Libya’s Islamist militia strike from the sky
Limited damage was caused near the runway and there were no casualties, airport officials from Zintan said
A Tripoli-based Islamist militia in Libya carried out their first airstrike late Tuesday on a western Libyan town allied with a rival force headed by renegade general Khalifa al-Haftar, Al Arabiya News Channel reported.
Haftar’s forces, based mainly in the eastern part of the country, have used the air force to pound Islamist positions in Tripoli and other parts of the country. The Islamists have not had similar capabilities, and their first airstrikes have raised fear of possible escalation to air warfare between the two.

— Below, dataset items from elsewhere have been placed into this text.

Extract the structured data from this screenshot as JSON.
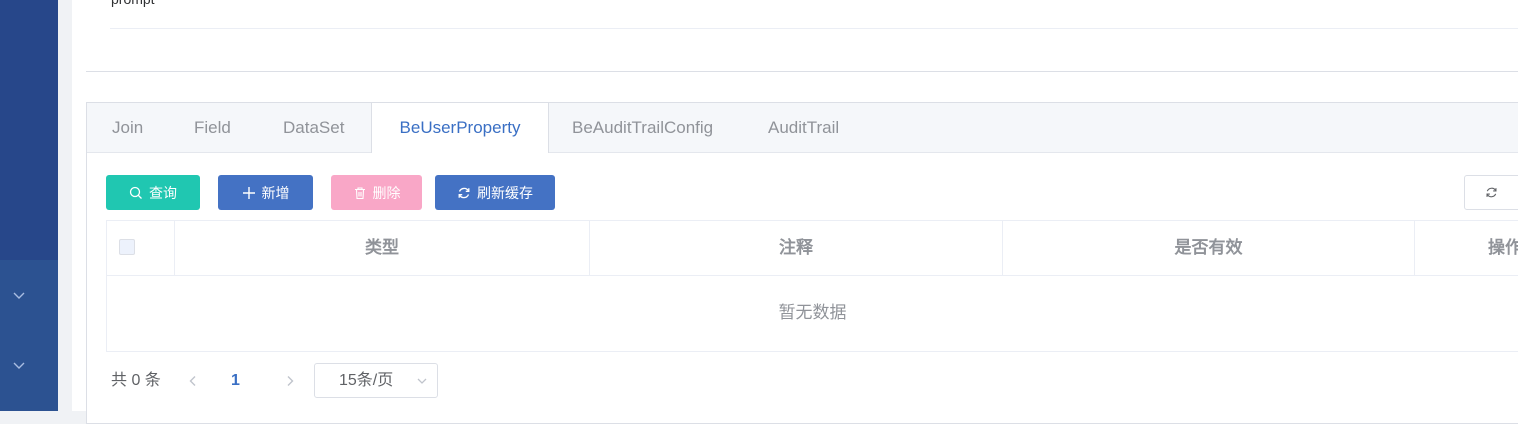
{
  "form": {
    "prompt_label": "prompt"
  },
  "tabs": [
    {
      "label": "Join"
    },
    {
      "label": "Field"
    },
    {
      "label": "DataSet"
    },
    {
      "label": "BeUserProperty"
    },
    {
      "label": "BeAuditTrailConfig"
    },
    {
      "label": "AuditTrail"
    }
  ],
  "active_tab": "BeUserProperty",
  "toolbar": {
    "query_label": "查询",
    "add_label": "新增",
    "delete_label": "删除",
    "refresh_cache_label": "刷新缓存"
  },
  "table": {
    "columns": [
      "类型",
      "注释",
      "是否有效",
      "操作"
    ],
    "empty_text": "暂无数据"
  },
  "pagination": {
    "total_text": "共 0 条",
    "current_page": "1",
    "page_size": "15条/页"
  },
  "colors": {
    "accent": "#4472c4",
    "query": "#20c7b1",
    "delete": "#f9a7c7",
    "sidebar": "#2c5291"
  }
}
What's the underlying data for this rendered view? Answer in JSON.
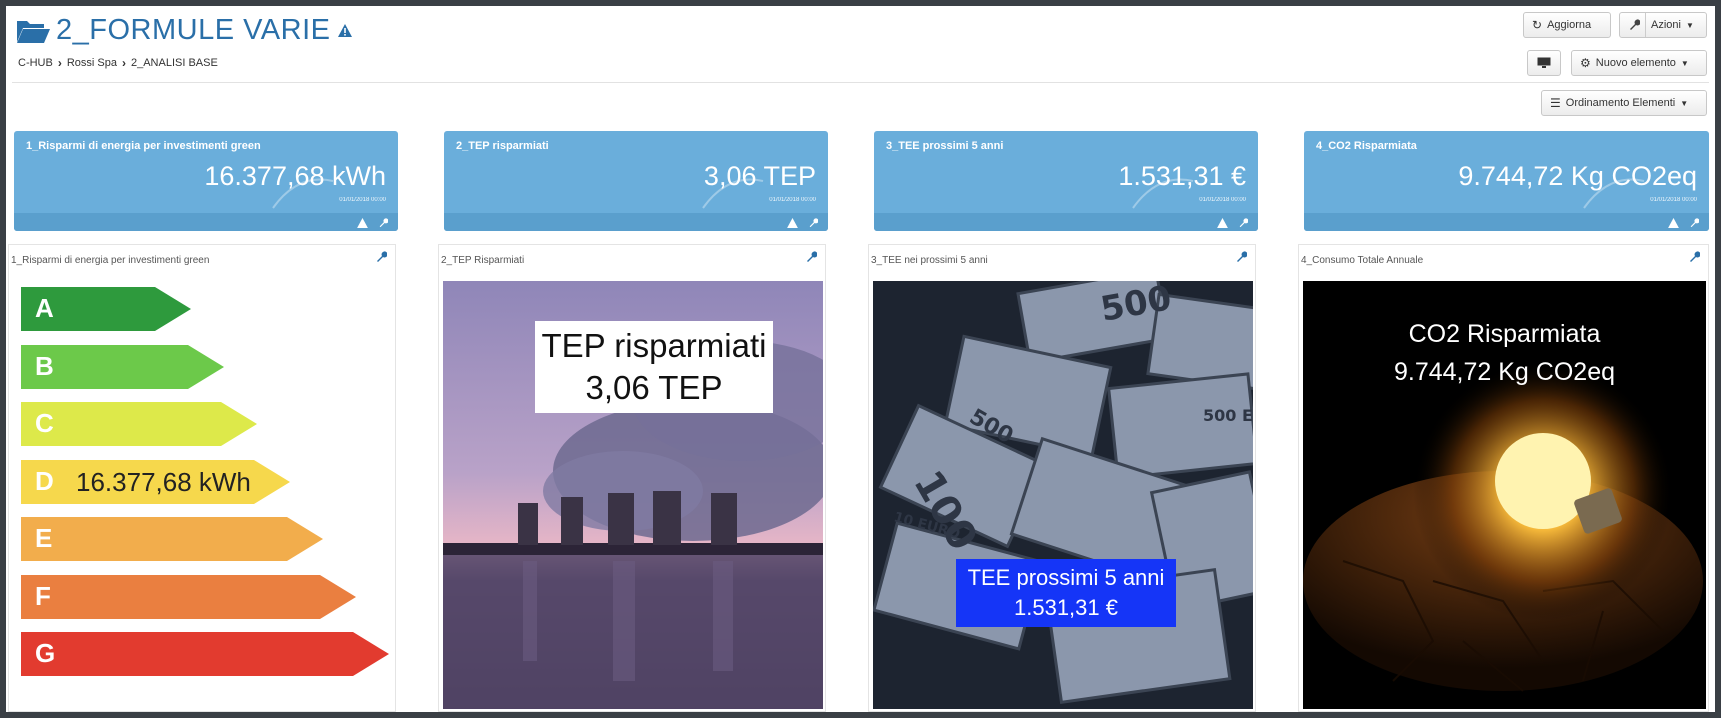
{
  "header": {
    "title": "2_FORMULE VARIE",
    "breadcrumb": [
      "C-HUB",
      "Rossi Spa",
      "2_ANALISI BASE"
    ]
  },
  "toolbar": {
    "refresh_label": "Aggiorna",
    "actions_label": "Azioni",
    "new_element_label": "Nuovo elemento",
    "order_label": "Ordinamento Elementi"
  },
  "kpis": [
    {
      "label": "1_Risparmi di energia per investimenti green",
      "value": "16.377,68 kWh",
      "date": "01/01/2018 00:00"
    },
    {
      "label": "2_TEP risparmiati",
      "value": "3,06 TEP",
      "date": "01/01/2018 00:00"
    },
    {
      "label": "3_TEE prossimi 5 anni",
      "value": "1.531,31 €",
      "date": "01/01/2018 00:00"
    },
    {
      "label": "4_CO2 Risparmiata",
      "value": "9.744,72 Kg CO2eq",
      "date": "01/01/2018 00:00"
    }
  ],
  "widgets": [
    {
      "label": "1_Risparmi di energia per investimenti green",
      "energy_classes": [
        "A",
        "B",
        "C",
        "D",
        "E",
        "F",
        "G"
      ],
      "class_colors": [
        "#2e9a3d",
        "#6cc94a",
        "#dde94a",
        "#f6d84c",
        "#f2ad4c",
        "#ea7f40",
        "#e23b2f"
      ],
      "reading": "16.377,68 kWh"
    },
    {
      "label": "2_TEP Risparmiati",
      "overlay_title": "TEP risparmiati",
      "overlay_value": "3,06 TEP"
    },
    {
      "label": "3_TEE nei prossimi 5 anni",
      "overlay_title": "TEE prossimi 5 anni",
      "overlay_value": "1.531,31 €"
    },
    {
      "label": "4_Consumo Totale Annuale",
      "overlay_title": "CO2 Risparmiata",
      "overlay_value": "9.744,72 Kg CO2eq"
    }
  ],
  "colors": {
    "kpi_bg": "#6aaedb",
    "title_blue": "#2a6fa8",
    "tee_box": "#1535f7"
  },
  "icons": [
    "folder-open-icon",
    "warning-icon",
    "refresh-icon",
    "wrench-icon",
    "caret-down-icon",
    "monitor-icon",
    "gear-icon",
    "list-icon"
  ]
}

The airport of Zintan, the target of the Islamist airstrike, issued a statement saying: “A warplane conducted an air strike on the airport of Zintan while passengers were about to depart. Two flights were canceled for security [reasons].”

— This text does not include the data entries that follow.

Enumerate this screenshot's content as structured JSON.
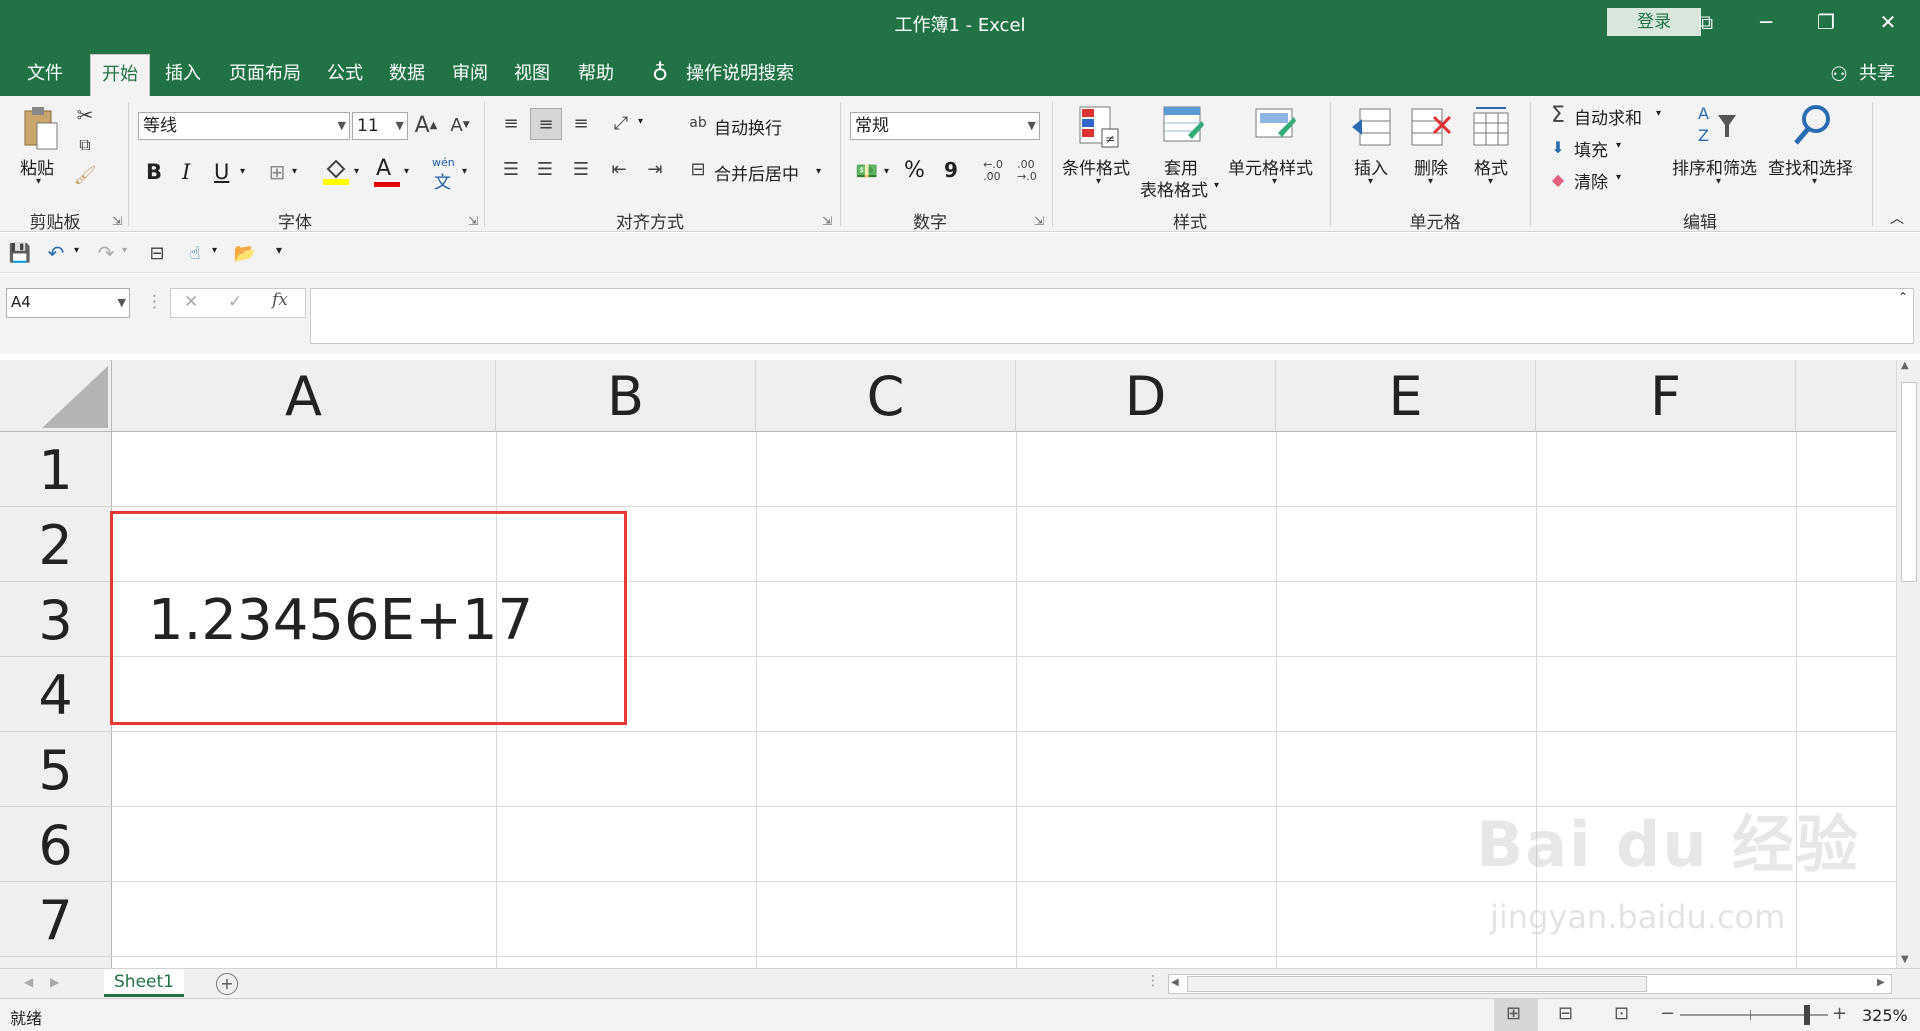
{
  "window": {
    "title": "工作簿1  -  Excel",
    "login_label": "登录"
  },
  "tabs": [
    "文件",
    "开始",
    "插入",
    "页面布局",
    "公式",
    "数据",
    "审阅",
    "视图",
    "帮助"
  ],
  "search_label": "操作说明搜索",
  "share_label": "共享",
  "ribbon": {
    "clipboard": {
      "paste": "粘贴",
      "group": "剪贴板"
    },
    "font": {
      "name": "等线",
      "size": "11",
      "bold": "B",
      "italic": "I",
      "underline": "U",
      "font_color": "A",
      "phonetic_top": "wén",
      "phonetic_bottom": "文",
      "group": "字体"
    },
    "alignment": {
      "wrap": "自动换行",
      "merge": "合并后居中",
      "group": "对齐方式"
    },
    "number": {
      "format": "常规",
      "percent": "%",
      "comma": "9",
      "group": "数字"
    },
    "styles": {
      "conditional": "条件格式",
      "table_1": "套用",
      "table_2": "表格格式",
      "cell_styles": "单元格样式",
      "group": "样式"
    },
    "cells": {
      "insert": "插入",
      "delete": "删除",
      "format": "格式",
      "group": "单元格"
    },
    "editing": {
      "autosum": "自动求和",
      "fill": "填充",
      "clear": "清除",
      "sort": "排序和筛选",
      "find": "查找和选择",
      "group": "编辑"
    }
  },
  "formula_bar": {
    "name_box": "A4",
    "fx": "fx",
    "formula": ""
  },
  "columns": [
    "A",
    "B",
    "C",
    "D",
    "E",
    "F"
  ],
  "rows": [
    "1",
    "2",
    "3",
    "4",
    "5",
    "6",
    "7"
  ],
  "cell_a3": "1.23456E+17",
  "sheet_tab": "Sheet1",
  "status": {
    "ready": "就绪",
    "zoom": "325%"
  },
  "watermark": {
    "brand": "Bai du 经验",
    "url": "jingyan.baidu.com"
  },
  "colors": {
    "accent": "#217346",
    "selection_box": "#e53935"
  }
}
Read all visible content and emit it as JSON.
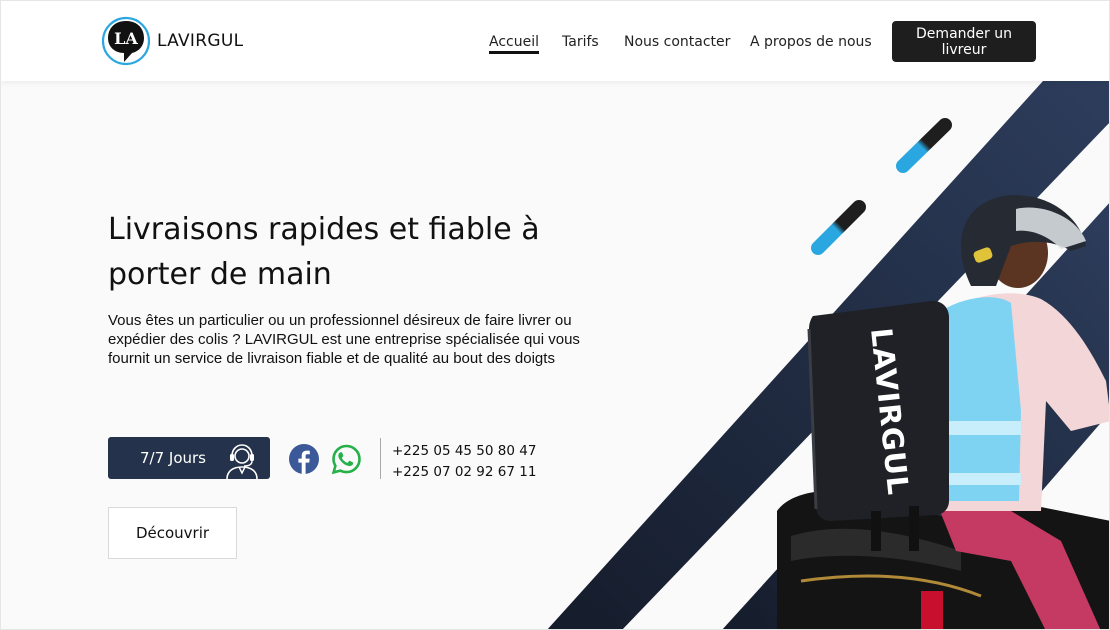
{
  "brand": {
    "name": "LAVIRGUL",
    "logo_icon": "la-monogram-speech-bubble-icon",
    "logo_letters": "LA"
  },
  "nav": {
    "items": [
      {
        "label": "Accueil",
        "active": true
      },
      {
        "label": "Tarifs",
        "active": false
      },
      {
        "label": "Nous contacter",
        "active": false
      },
      {
        "label": "A propos de nous",
        "active": false
      }
    ],
    "cta_label": "Demander un livreur"
  },
  "hero": {
    "title": "Livraisons rapides et fiable à porter de main",
    "description": "Vous êtes un particulier ou un professionnel désireux de faire livrer ou expédier des colis ? LAVIRGUL est une entreprise spécialisée qui vous fournit un service de livraison fiable et de qualité au bout des doigts",
    "availability_label": "7/7 Jours",
    "availability_icon": "support-agent-icon",
    "social": [
      {
        "icon": "facebook-icon",
        "color": "#3b5998"
      },
      {
        "icon": "whatsapp-icon",
        "color": "#25d366"
      }
    ],
    "phones": [
      "+225 05 45 50 80 47",
      "+225 07 02 92 67 11"
    ],
    "discover_label": "Découvrir",
    "bag_text": "LAVIRGUL",
    "image": "delivery-rider-on-motorbike"
  },
  "colors": {
    "navy": "#24324b",
    "dark_stripe": "#1b2538",
    "accent_blue": "#2aa7e0",
    "cta_bg": "#1e1e1e"
  }
}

Limited damage was caused near the runway and there were no casualties, according to a Reuters report.
Defense officials from the eastern-based government accused the Tripoli faction of carrying out the attack. There was no immediate response from the Tripoli authorities.

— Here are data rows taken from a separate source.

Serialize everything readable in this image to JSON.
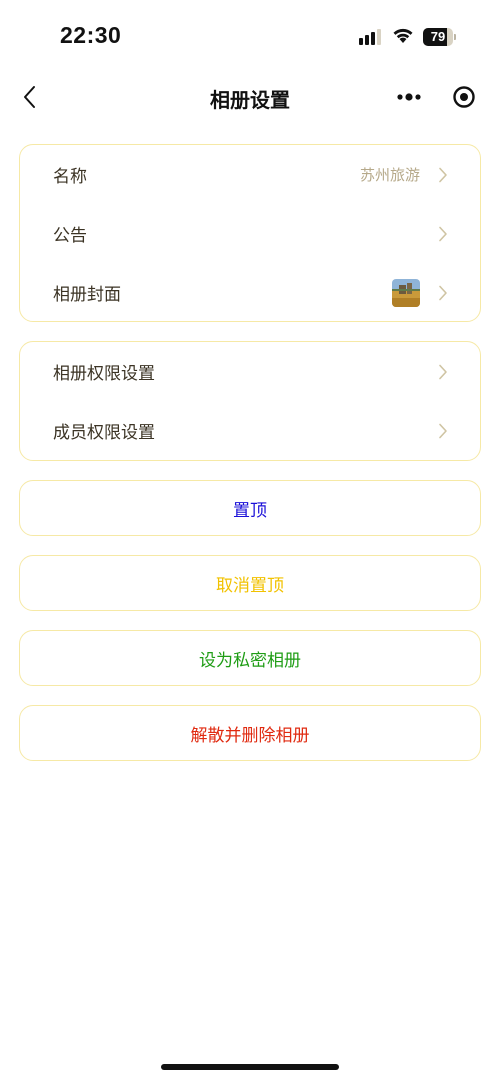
{
  "status_bar": {
    "time": "22:30",
    "battery_percent": "79",
    "battery_level": 0.79,
    "icons": [
      "signal-icon",
      "wifi-icon",
      "battery-icon"
    ]
  },
  "nav": {
    "title": "相册设置",
    "back_icon": "back-chevron-icon",
    "more_icon": "more-dots-icon",
    "target_icon": "target-icon"
  },
  "settings_group_1": {
    "name_label": "名称",
    "name_value": "苏州旅游",
    "announcement_label": "公告",
    "cover_label": "相册封面"
  },
  "settings_group_2": {
    "album_permission_label": "相册权限设置",
    "member_permission_label": "成员权限设置"
  },
  "actions": {
    "pin": {
      "label": "置顶",
      "color": "#1a0fd8"
    },
    "unpin": {
      "label": "取消置顶",
      "color": "#f2c200"
    },
    "make_private": {
      "label": "设为私密相册",
      "color": "#1f9d15"
    },
    "dissolve": {
      "label": "解散并删除相册",
      "color": "#e02a10"
    }
  },
  "colors": {
    "card_border": "#f6e9a6",
    "chevron": "#cfc4a3",
    "value_text": "#b6a98a"
  }
}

Libya is increasingly divided, with Prime Minister Abdullah al-Thinni’’s recognized government and his allies locked in a conflict with a rival faction that took over the capital and established its own self-declared government.
The United Nations is negotiating a deal between the factions to stop the North African country’s slide into wider civil war, four years after the uprising that toppled leader Muammar Qaddafi.
Four years after the NATO-backed war toppled Qaddafi, Western governments fear Libya is sliding deeper into war as the rival factions battle for control and the country’s oil wealth.
U.N. peace talks among key factions have made little concrete progress but negotiations are expected to continue this month in an attempt to form a united government and end hostilities.